Política

Não podemos participar somente nos espaços já institucionalizados, na esteira da Constituição de 1988, tampouco na forma da contestação e resistência apenas, por mais importante que seja

É preciso juntar pessoas num lugar que não seja apenas a Igreja e deixar que ações coletivas brotem. Foto: Cufa

É preciso retomar aquela energia de construção democrática que embalou a minha geração – a geração que nasceu na ditadura e cresceu com a democracia, que foi jovem durante a abertura e nela embarcou, seguindo o caminho que já estava semeado, sem suspeitar das sombras que espreitavam.

Para isso, requer-se tratar dessas sombras. Primeiramente nomeando-as, pois este é, no meu entender, o trabalho da filosofia: dar nome aos bois. Com os bois nomeados, fica mais fácil domá-los. E tem um nome, que está na boca do povo, um nome muito bom: neoliberalismo. É o neoliberalismo que nos assombra. Tem-se dito isso e acho que há aí um bom diagnóstico. A produção teórica contemporânea está caminhando para este desfecho – para o momento em que se tira o capuz do malfeitor e sua identidade, então, é revelada: o problema é o neoliberalismo. Depois de um tempo de certa hesitação sobre a pertinência do conceito (pelo menos de minha parte), já não restam dúvidas de que é um conceito revelador.

Mas, o que é o neoliberalismo? Para autores como Dardot & Laval e Wendy Brown, que seguem a trilha aberta por Foucault em O Nascimento da Biopolítica, o neoliberalismo não se reduz ao Estado que se retira da cena, deixando o desenvolvimento econômico a cargo do mercado e desincumbindo-se do papel de distribuir riquezas e produzir justiça. O neoliberalismo não se reduz a uma política econômica e não é sinônimo de privatização do que antes era dotado de valor público. O neoliberalismo é muito mais do que isso. É uma maneira de pensar, uma forma discursiva, uma gramática, uma certa racionalidade, um procedimento de produção de verdade, de valorização e legitimação de práticas, uma forma de subjetivação ou uma maneira pela qual os sujeitos se formam, concebem a si mesmos, projetam suas vidas e se deixam governar. Esta racionalidade toma conta inclusive do Estado, submetendo todas as esferas da vida à lógica econômica da competição. O neoliberalismo transforma o sujeito de direito em capital humano.
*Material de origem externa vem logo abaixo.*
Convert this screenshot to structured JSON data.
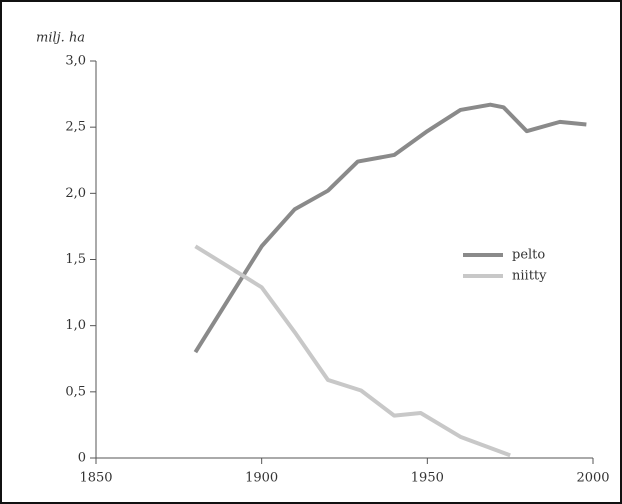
{
  "chart_data": {
    "type": "line",
    "y_label": "milj. ha",
    "xlim": [
      1850,
      2000
    ],
    "xticks": [
      1850,
      1900,
      1950,
      2000
    ],
    "ylim": [
      0,
      3.0
    ],
    "yticks": [
      0,
      {
        "value": 0.5,
        "label": "0,5"
      },
      {
        "value": 1.0,
        "label": "1,0"
      },
      {
        "value": 1.5,
        "label": "1,5"
      },
      {
        "value": 2.0,
        "label": "2,0"
      },
      {
        "value": 2.5,
        "label": "2,5"
      },
      {
        "value": 3.0,
        "label": "3,0"
      }
    ],
    "legend": "right",
    "series": [
      {
        "name": "pelto",
        "color": "#8a8a8a",
        "x": [
          1880,
          1890,
          1900,
          1910,
          1920,
          1929,
          1940,
          1950,
          1960,
          1969,
          1973,
          1980,
          1990,
          1998
        ],
        "values": [
          0.8,
          1.2,
          1.6,
          1.88,
          2.02,
          2.24,
          2.29,
          2.47,
          2.63,
          2.67,
          2.65,
          2.47,
          2.54,
          2.52
        ]
      },
      {
        "name": "niitty",
        "color": "#c8c8c8",
        "x": [
          1880,
          1900,
          1910,
          1920,
          1930,
          1940,
          1948,
          1960,
          1975
        ],
        "values": [
          1.6,
          1.29,
          0.95,
          0.59,
          0.51,
          0.32,
          0.34,
          0.16,
          0.02
        ]
      }
    ]
  }
}
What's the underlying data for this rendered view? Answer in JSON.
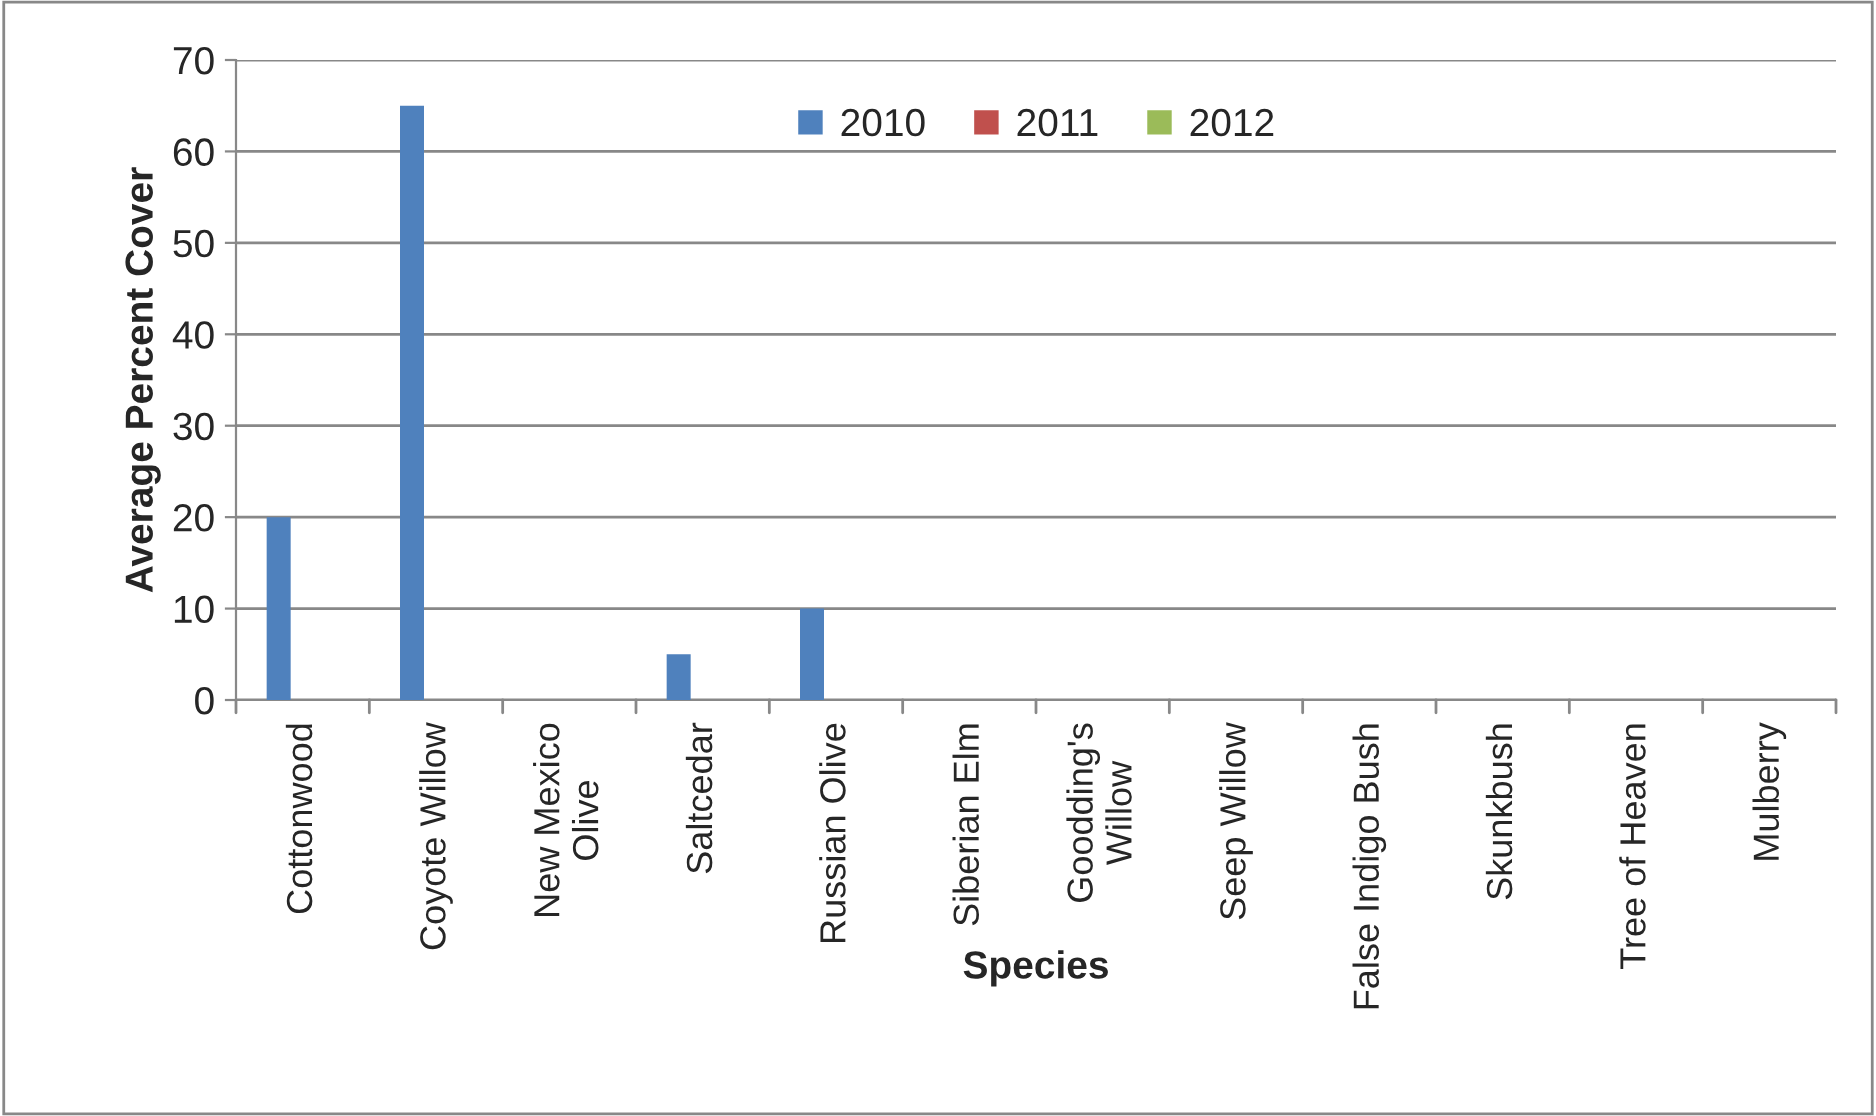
{
  "chart_data": {
    "type": "bar",
    "xlabel": "Species",
    "ylabel": "Average Percent Cover",
    "categories": [
      "Cottonwood",
      "Coyote Willow",
      "New Mexico\nOlive",
      "Saltcedar",
      "Russian Olive",
      "Siberian Elm",
      "Goodding's\nWillow",
      "Seep Willow",
      "False Indigo Bush",
      "Skunkbush",
      "Tree of Heaven",
      "Mulberry"
    ],
    "series": [
      {
        "name": "2010",
        "color": "#4f81bd",
        "values": [
          20,
          65,
          0,
          5,
          10,
          0,
          0,
          0,
          0,
          0,
          0,
          0
        ]
      },
      {
        "name": "2011",
        "color": "#c0504d",
        "values": [
          0,
          0,
          0,
          0,
          0,
          0,
          0,
          0,
          0,
          0,
          0,
          0
        ]
      },
      {
        "name": "2012",
        "color": "#9bbb59",
        "values": [
          0,
          0,
          0,
          0,
          0,
          0,
          0,
          0,
          0,
          0,
          0,
          0
        ]
      }
    ],
    "ylim": [
      0,
      70
    ],
    "yticks": [
      0,
      10,
      20,
      30,
      40,
      50,
      60,
      70
    ],
    "grid": "y",
    "legend": "top"
  }
}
Em relação a essa maneira de compreender o neoliberalismo, quero insistir menos na forma de racionalidade em questão e mais nas consequências que ela traz para o campo social, seguindo uma trilha aberta W. Brown no primeiro capítulo de Nas Ruínas do Neoliberalismo, no qual a autora diz basicamente o seguinte:

  • A sociedade é o lugar por excelência da igualdade democrática, que, por sua vez, é o fundamento da democracia (a referência é Tocqueville, que define a democracia como um estado social igualitário). É também o espaço onde se produzem formas de dominação e opressão. A democracia requer o cultivo da “sociedade como o lugar em que experimentamos um destino entrelaçado (linked) em meio às nossas diferenças e ao que nos separa”; um espaço entre a Estado e a vida pessoal, em que se cultivam formas de emancipação, mas também de dominação.
  • No contexto do capitalismo e dos estados-nação modernos, o Estado tem um papel a cumprir na produção e defesa da igualdade democrática.
  • A racionalidade neoliberal destrói o social, no conceito e na prática, para colocar no lugar os indivíduos e a família, ao passo que o campo social é visto como invasivo. Gera assim uma cultura não democrática, que prepara o terreno para ascensão de Estados não democráticos.

Quero reter essa ideia: o neoliberalismo envolve a corrosão da sociedade. Isto posto, sigo por minha conta e risco, para focar no caso do Brasil.

Falamos no social, Estado social, campo social como o espaço em que a democracia se produz. Gostaria de introduzir outra expressão: tecido social. A sociedade civil é um tecido, feito de vínculos afetivos, morais, econômicos, religiosos e também de dominação, que pode ter maior ou menor coesão, a trama pode estar mais estreita ou pode estar esgarçada. O Estado tem um papel a cumprir para essa coesão, na medida em que dota o tecido social, perpassado por conflitos e diferenças, de uma unidade simbólica, fazendo do tecido um corpo. Do ponto de vista do Estado, tudo se passa como sefôssemos um corpo, um organismo bem articulado, porque estamos submetidos à mesma lei ou sistema legal, à mesma constituição e ao mesmo governo. E, sendo assim, é um fator de corrosão do tecido social que o Estado não consiga se oferecer como um representante, um signo da unidade ou coesão do social.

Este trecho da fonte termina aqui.